Rendering Filters for Controlling Detail and Creating Effects (thesis)
This thesis demonstrates the way in which various methods for controlling detail and creating effects in computer graphics may be unified under the general theme of the rendering filter. Generally stated, such a filter is a passive, stateless operator that acts upon a decomposition of terms in the rendering equation. In the first Part, we present background that motivates this concept, and provides an understanding of the way in which the rendering filter follows logically from existing use in other domains. First, in Chapter 1, we discuss the general and historical use of the term "filter," especially as a useful metaphor that encapsulates various similar operations. We present examples of filters in photography, electronics, imaging and geometry processing. In Chapter 2, we provide background specific to rendering in graphics, examine the process of rendering as inherently related to filtering, and define the rendering filter itself.
In the second Part, we see the application of these concepts by three specific examples of rendering filters. In addition to demonstrating the utility of the methods themselves, we show how these distinct algorithms are unified by the underlying rendering filter framework. In Chapter 3, we show various ways in which artists use "abstract," or otherwise unrealistic shadows to achieve compositional purposes; to allow similar control in real-time graphics, we present the stylized shadow filter.
This filter accepts an intuitive set of controls, with which it converts an accurate shadow into a stylized shadow, and simulates many of the same artistic effects. Importantly, we present an algorithmic framework sufficiently efficient for real-time, interactive rendering. In Chapter 4, we present the subtractive shadow filter, which derives from the principle that rather than adding unshadowed light contributions from multiple lights in the scene to produce a shadowed result, we rather subtract extraneous light from an unshadowed rendering. By doing so, we enable user control over shadow level-of-detail in a progressive and flexible manner, so as to achieve a time/quality tradeoff over rendering, analogous to existing filtering techniques for other domains.
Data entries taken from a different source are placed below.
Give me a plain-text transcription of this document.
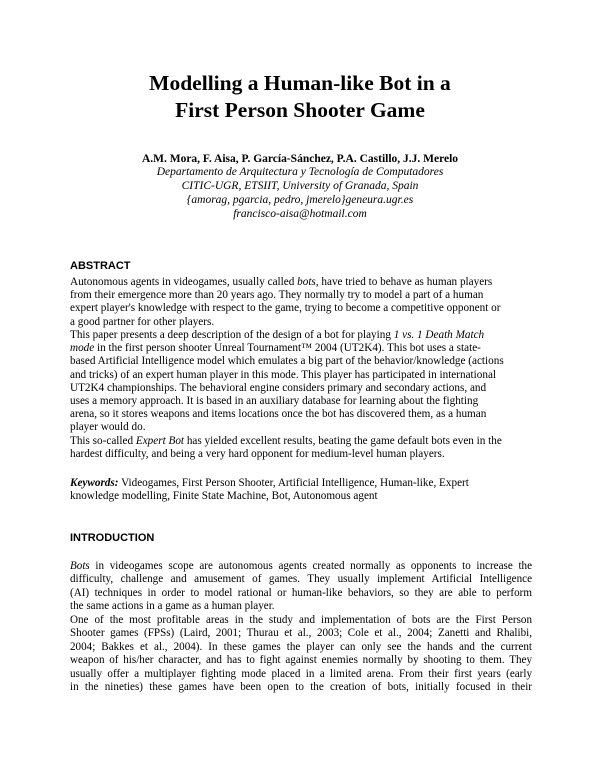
Modelling a Human-like Bot in a
First Person Shooter Game
A.M. Mora, F. Aisa, P. García-Sánchez, P.A. Castillo, J.J. Merelo
Departamento de Arquitectura y Tecnología de Computadores
CITIC-UGR, ETSIIT, University of Granada, Spain
{amorag, pgarcia, pedro, jmerelo}geneura.ugr.es
francisco-aisa@hotmail.com
ABSTRACT
Autonomous agents in videogames, usually called bots, have tried to behave as human players
from their emergence more than 20 years ago. They normally try to model a part of a human
expert player's knowledge with respect to the game, trying to become a competitive opponent or
a good partner for other players.
This paper presents a deep description of the design of a bot for playing 1 vs. 1 Death Match
mode in the first person shooter Unreal Tournament™ 2004 (UT2K4). This bot uses a state-
based Artificial Intelligence model which emulates a big part of the behavior/knowledge (actions
and tricks) of an expert human player in this mode. This player has participated in international
UT2K4 championships. The behavioral engine considers primary and secondary actions, and
uses a memory approach. It is based in an auxiliary database for learning about the fighting
arena, so it stores weapons and items locations once the bot has discovered them, as a human
player would do.
This so-called Expert Bot has yielded excellent results, beating the game default bots even in the
hardest difficulty, and being a very hard opponent for medium-level human players.
Keywords: Videogames, First Person Shooter, Artificial Intelligence, Human-like, Expert
knowledge modelling, Finite State Machine, Bot, Autonomous agent
INTRODUCTION
Bots in videogames scope are autonomous agents created normally as opponents to increase the
difficulty, challenge and amusement of games. They usually implement Artificial Intelligence
(AI) techniques in order to model rational or human-like behaviors, so they are able to perform
the same actions in a game as a human player.
One of the most profitable areas in the study and implementation of bots are the First Person
Shooter games (FPSs) (Laird, 2001; Thurau et al., 2003; Cole et al., 2004; Zanetti and Rhalibi,
2004; Bakkes et al., 2004). In these games the player can only see the hands and the current
weapon of his/her character, and has to fight against enemies normally by shooting to them. They
usually offer a multiplayer fighting mode placed in a limited arena. From their first years (early
in the nineties) these games have been open to the creation of bots, initially focused in their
In Chapter 5, we focus on improving the quality of realistic light transport through the path-density filter, which removes outlier points that degrade the quality of the scene. Their removal leads to significant improvement in rendering quality while retaining plausibility of the result. These particular filters serve as specific examples of rendering filter in practice, but by no means constitute the limit of what may be achieved according to this framework. It is hoped that by introducing these concepts we may stimulate the subsequent development of many additional methods.